由實驗室試驗發現，鋪面溫度低於50℃時，間接張力值大幅增加，鋪面溫度50℃間接張力強度為80℃的2.7倍。孔隙率20%者降溫至中斷溫度所需時間為10%者的47%。鋪面厚度大於5cm小於10cm者，鋪築厚度每增加1cm平均有效滾壓時間增加13分鐘，平均允開放交通時間增加27分鐘。
由現地試驗發現，即使鋪面表面溫度已經降溫至50℃，在深度為2.5cm處溫度仍有62℃，因此若貿然開放交通將會導致鋪面形成車轍破壞。

Pavement cooling rate could be affected by many factors, such as mixture type, gradation, ambient temperature, layer thickness, base temperature and pavement construction. In an effort to provide adequate compaction and to prevent the damage due to open traffic, factors that affect the cooling rate of the mixture were studied.

Field and laboratory tests were conducted. In field, thermocouples were installed in paving lane to measure temperature change under different depths. The environment conditions were recorded. In lab, specimens were made using the same mix as constructed in field testing sites. Marshall stability, indirect tensile strength and resilient modulus of the specimens were obtained under different temperatures. Cessation temperature and the maximum temperature to open traffic were determined. Effects of air voids, thickness of specimen and ambient temperature on cooling rate were discussed. Based on the temperature data, a pavement cooling model was developed.

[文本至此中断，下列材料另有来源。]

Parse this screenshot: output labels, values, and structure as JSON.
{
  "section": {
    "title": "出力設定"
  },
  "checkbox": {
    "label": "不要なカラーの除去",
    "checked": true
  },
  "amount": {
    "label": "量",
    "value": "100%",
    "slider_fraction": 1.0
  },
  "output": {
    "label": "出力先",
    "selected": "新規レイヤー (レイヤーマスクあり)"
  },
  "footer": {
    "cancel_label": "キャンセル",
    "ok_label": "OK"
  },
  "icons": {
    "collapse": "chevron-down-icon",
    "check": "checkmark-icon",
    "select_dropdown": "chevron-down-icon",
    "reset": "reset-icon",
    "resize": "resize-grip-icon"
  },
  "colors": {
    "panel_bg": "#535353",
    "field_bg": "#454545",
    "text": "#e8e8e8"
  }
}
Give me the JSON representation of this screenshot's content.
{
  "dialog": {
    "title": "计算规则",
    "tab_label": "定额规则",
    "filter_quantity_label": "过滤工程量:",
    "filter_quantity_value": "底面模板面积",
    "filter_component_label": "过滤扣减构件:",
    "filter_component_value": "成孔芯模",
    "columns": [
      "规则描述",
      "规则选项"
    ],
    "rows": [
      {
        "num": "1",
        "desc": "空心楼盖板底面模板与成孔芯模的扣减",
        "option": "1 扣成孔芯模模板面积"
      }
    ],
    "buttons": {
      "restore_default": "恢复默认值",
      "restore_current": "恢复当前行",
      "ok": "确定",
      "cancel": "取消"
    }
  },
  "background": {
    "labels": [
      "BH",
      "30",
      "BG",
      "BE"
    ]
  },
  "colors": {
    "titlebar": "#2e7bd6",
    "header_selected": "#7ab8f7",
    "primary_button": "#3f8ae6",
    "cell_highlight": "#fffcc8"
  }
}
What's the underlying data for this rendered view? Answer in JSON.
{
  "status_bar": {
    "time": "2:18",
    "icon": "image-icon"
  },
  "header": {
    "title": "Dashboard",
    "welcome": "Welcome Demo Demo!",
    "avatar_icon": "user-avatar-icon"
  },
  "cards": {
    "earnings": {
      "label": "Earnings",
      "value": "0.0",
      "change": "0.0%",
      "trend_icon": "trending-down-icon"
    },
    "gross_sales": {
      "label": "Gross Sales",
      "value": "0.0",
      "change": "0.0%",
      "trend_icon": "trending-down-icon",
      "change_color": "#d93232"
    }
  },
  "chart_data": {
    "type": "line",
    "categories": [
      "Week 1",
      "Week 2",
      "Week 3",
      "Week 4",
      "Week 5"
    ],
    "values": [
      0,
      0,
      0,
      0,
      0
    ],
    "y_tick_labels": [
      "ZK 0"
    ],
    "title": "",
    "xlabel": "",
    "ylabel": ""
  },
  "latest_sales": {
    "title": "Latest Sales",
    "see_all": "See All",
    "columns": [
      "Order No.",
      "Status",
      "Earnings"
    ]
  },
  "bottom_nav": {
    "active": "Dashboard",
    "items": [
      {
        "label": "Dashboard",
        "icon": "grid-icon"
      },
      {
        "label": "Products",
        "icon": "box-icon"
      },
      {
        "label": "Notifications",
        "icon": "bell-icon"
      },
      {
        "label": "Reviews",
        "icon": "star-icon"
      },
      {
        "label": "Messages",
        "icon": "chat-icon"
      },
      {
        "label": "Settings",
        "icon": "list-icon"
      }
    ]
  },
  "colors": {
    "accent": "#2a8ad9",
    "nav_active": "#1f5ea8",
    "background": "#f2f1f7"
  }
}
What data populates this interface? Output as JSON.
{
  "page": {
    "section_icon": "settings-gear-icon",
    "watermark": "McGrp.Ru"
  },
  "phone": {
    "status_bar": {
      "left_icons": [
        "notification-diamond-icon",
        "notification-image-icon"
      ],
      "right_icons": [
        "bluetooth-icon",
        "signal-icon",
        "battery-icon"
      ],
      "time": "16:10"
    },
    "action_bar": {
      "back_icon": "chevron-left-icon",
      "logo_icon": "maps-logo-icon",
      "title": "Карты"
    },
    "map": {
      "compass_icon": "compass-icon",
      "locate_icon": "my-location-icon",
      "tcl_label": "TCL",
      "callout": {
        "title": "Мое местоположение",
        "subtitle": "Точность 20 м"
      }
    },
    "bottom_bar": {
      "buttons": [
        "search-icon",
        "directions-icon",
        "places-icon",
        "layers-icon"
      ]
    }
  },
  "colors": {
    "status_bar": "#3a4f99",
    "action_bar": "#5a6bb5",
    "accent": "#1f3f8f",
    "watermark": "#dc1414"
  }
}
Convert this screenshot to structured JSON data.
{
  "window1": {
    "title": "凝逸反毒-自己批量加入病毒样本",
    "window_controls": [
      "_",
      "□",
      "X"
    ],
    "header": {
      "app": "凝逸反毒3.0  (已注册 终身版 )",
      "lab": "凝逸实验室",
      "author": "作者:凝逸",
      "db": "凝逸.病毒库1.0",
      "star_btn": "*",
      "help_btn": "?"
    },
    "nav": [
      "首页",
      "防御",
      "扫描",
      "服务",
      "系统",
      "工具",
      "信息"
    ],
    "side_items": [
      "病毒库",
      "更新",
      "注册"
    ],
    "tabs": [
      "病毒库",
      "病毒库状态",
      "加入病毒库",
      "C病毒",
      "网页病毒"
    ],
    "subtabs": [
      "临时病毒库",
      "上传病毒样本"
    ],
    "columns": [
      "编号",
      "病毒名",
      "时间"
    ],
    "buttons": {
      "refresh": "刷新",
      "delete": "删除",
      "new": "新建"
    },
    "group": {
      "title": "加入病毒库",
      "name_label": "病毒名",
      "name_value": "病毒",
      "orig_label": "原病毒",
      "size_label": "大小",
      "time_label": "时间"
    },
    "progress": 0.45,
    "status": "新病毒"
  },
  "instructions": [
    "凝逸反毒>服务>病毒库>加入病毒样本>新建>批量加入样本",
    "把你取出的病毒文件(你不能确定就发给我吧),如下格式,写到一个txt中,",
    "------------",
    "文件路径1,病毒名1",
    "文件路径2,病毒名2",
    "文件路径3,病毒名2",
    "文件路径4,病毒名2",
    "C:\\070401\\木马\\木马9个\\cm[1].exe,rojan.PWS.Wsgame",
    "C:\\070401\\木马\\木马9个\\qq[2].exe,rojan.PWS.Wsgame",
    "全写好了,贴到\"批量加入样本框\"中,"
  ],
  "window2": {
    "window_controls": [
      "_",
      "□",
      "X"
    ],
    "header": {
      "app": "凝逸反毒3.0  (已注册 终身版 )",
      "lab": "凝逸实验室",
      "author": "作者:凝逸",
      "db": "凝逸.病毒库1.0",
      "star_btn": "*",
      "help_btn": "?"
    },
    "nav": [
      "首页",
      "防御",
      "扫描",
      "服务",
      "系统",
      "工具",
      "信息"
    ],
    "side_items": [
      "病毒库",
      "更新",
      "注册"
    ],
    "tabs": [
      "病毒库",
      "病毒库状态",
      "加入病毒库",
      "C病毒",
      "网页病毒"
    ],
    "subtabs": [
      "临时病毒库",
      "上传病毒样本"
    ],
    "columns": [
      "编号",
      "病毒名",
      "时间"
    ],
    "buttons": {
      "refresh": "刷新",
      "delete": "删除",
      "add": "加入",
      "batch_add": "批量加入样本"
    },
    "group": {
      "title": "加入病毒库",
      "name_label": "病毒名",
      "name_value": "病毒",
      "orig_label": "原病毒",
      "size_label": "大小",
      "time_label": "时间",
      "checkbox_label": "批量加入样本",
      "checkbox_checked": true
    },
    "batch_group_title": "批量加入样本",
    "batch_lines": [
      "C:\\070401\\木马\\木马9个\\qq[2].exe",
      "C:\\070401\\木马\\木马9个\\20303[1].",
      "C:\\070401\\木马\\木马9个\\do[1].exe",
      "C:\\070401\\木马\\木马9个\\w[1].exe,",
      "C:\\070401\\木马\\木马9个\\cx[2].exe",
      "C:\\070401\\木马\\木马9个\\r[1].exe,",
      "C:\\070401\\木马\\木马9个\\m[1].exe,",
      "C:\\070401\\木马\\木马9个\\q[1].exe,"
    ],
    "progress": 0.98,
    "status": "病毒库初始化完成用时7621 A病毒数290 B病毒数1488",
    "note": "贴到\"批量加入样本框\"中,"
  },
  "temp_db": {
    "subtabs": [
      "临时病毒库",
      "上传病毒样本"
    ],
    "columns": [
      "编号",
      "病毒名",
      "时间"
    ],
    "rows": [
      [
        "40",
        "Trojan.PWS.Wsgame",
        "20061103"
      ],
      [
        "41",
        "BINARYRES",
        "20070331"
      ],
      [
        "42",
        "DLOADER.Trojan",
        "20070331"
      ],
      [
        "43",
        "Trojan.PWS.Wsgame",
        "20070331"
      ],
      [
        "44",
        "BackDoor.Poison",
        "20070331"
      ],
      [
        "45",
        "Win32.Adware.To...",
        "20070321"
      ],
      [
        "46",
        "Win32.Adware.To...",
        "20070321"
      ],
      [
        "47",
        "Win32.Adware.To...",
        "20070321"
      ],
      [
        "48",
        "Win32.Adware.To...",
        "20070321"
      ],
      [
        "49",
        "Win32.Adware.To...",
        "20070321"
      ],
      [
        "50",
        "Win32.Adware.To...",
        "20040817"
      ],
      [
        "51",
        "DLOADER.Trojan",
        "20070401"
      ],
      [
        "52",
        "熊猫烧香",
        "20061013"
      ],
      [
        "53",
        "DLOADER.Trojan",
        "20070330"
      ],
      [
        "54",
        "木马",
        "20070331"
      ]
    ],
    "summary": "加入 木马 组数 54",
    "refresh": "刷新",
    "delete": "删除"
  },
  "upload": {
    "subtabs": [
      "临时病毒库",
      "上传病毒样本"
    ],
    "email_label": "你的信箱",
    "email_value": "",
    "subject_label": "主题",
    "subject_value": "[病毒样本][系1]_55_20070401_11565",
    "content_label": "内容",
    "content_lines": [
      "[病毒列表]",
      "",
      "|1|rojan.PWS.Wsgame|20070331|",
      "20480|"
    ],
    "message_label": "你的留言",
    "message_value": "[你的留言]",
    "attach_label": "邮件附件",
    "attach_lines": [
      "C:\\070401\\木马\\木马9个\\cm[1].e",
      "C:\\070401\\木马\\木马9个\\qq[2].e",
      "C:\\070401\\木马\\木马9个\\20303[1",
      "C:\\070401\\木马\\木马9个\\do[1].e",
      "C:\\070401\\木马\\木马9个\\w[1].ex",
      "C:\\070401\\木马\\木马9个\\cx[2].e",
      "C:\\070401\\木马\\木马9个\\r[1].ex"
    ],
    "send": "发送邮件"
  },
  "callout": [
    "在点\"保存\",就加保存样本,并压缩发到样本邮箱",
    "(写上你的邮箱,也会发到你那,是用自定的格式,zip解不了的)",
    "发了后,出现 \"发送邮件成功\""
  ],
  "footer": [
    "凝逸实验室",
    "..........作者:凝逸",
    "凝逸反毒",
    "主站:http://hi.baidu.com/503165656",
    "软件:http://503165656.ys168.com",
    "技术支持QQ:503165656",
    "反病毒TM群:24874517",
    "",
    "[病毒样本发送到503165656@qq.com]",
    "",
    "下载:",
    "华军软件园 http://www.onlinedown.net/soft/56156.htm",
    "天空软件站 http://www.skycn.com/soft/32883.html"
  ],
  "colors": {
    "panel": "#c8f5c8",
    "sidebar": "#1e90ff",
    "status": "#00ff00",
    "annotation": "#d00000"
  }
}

It is found that indirect tensile strength at 50C is 270% higher than that at 80C. The time required for the mix of 20% air voids to cool to 80C cessation temperature is 53% shorten than that for the mix of 10% air voids. If layer thickness is between 5 cm and 10 cm, time available for compaction and to open traffic increases 13 minutes and 27 minutes, respectively for one-centimeter increase in layer thickness. The results of the field tests indicate that even if pavement surface temperature is at 50C, the pavement temperature in the depth of 2.5 cm remains 62C. This suggests that pavement could be susceptible to rutting or shoving for open traffic with surface temperature at 50C.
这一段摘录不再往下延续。